Trucks haul material to the Waste Management landfill site just outside Kettleman City, Calif. in 2009. Chemical Waste Management operates the largest hazardous waste landfill west of the Mississippi River

 

KETTLEMAN CITY, Calif. (AP) — A Central California hazardous waste dump that has been targeted by fines and claims by nearby residents involving birth defects has another headache: The state has issued 72 violations alleging small spills went unreported during the past four years.

Chemical Waste Management operates the largest hazardous waste landfill west of the Mississippi River at a remote site near Kettleman City, a farmworker community midway between San Francisco and Los Angeles.

State officials said the spills were relatively small, posed no health threats to the public, and were contained on the property, but the company's operating permit requires it to notify the California Department of Toxic Substances Control each time such spills occur.

The company disputes that the spills amounted to violations, and said it's working with state regulators to resolve the disagreement.

The state toxics department "has itself confirmed that all the spills were small in volume and did not result in impacts to surrounding communities, and that there never was any danger to workers at the facility or the environment," Jennifer Andrews, a waste management spokeswoman, said in a statement.

The state said the 72 spills occurred between 2008 and 2012 in loading and sampling areas.
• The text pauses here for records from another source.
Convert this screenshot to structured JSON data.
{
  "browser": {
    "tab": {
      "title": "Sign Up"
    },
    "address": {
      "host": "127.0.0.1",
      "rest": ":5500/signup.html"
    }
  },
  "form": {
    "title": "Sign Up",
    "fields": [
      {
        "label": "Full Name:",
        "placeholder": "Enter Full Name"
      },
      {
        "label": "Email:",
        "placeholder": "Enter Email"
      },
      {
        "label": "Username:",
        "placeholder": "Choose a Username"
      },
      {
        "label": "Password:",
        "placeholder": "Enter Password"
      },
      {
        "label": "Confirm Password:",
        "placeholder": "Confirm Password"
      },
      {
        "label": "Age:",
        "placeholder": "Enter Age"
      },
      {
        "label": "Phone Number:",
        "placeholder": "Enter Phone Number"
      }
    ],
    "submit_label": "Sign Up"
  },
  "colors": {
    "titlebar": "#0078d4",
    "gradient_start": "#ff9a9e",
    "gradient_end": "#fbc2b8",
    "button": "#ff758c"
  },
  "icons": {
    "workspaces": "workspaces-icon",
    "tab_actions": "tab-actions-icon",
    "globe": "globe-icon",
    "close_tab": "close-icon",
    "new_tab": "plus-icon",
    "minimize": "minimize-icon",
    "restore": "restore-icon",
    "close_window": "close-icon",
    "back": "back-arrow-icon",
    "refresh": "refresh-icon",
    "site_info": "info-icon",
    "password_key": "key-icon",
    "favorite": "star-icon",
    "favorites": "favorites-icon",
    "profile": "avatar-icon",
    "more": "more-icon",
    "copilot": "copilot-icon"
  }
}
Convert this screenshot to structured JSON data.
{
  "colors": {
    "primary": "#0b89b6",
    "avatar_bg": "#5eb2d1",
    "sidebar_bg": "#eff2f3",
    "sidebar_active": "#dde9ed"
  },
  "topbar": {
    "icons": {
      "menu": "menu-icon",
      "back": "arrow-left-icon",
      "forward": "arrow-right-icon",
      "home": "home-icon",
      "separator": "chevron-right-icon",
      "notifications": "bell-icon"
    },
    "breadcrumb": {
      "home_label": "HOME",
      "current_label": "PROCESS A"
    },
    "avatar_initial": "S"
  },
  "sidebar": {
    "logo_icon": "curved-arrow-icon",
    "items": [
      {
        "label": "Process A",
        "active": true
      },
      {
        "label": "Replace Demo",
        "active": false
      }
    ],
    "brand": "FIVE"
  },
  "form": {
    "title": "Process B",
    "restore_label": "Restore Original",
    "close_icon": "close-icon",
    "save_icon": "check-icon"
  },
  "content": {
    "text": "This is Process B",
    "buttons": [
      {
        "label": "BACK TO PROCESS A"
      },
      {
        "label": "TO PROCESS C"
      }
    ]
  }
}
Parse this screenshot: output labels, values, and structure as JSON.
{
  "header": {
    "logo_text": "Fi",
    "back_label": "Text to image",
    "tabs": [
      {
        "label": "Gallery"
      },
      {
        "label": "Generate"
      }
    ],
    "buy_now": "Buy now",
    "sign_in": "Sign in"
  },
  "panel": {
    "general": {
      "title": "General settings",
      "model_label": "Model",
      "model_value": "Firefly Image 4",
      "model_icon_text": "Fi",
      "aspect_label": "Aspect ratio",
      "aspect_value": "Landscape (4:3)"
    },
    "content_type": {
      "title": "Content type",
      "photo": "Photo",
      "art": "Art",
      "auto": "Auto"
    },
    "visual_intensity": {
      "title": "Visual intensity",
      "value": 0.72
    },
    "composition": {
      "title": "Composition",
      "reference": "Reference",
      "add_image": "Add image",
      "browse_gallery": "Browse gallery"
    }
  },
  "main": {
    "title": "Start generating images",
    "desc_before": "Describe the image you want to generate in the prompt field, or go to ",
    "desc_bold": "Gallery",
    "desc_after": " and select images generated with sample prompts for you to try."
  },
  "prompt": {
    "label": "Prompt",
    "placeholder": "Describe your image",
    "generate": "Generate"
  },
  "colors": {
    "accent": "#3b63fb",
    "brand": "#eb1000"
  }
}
During that time, the 1,600-acre landfill was under scrutiny by environmental organizations and residents opposing its application to expand.

The company accepts toxic waste not allowed into most landfills, including carcinogenic PCBs, herbicides and other chemicals, and lead-contaminated soil from cleanup sites.

Last year, the federal Environmental Protection Agency and the state toxics department levied $1 million in fines against the firm for having improperly calibrated lab equipment that thwarted efforts to accurately analyze chemical concentrations in waste. The EPA found the same problem with equipment five years earlier and said officials failed to fix it.

In May 2011 the state levied $46,000 in fines against the company for failing to report two spills.

Brian Johnson of the state toxics department said he expects the newest violations to possibly result in larger fines. The company could face up to a $25,000 fine for each violation. The case has been referred to the attorney general's office for a decision.

"It's my opinion that this will be a significant fine that will cause them to sit up and take notice that this is not acceptable behavior," Johnson said.

State regulations say a company must report spills verbally within 24 hours and follow up within 10 days with a written report.

Neighbors and the environmental group Greenaction claim the landfill contributes to a toxic environment in the impoverished town that has led to periodic spikes in birth defects. No link has been established, but both groups have opposed ongoing expansion efforts at the landfill.

"It's time to end the toxic dumping," said Bradley Angel, executive director of Greenaction. "It's time to deny the permits for the proposed expansion of a hazardous landfill run by a company that has been unable to comply with the law for decades."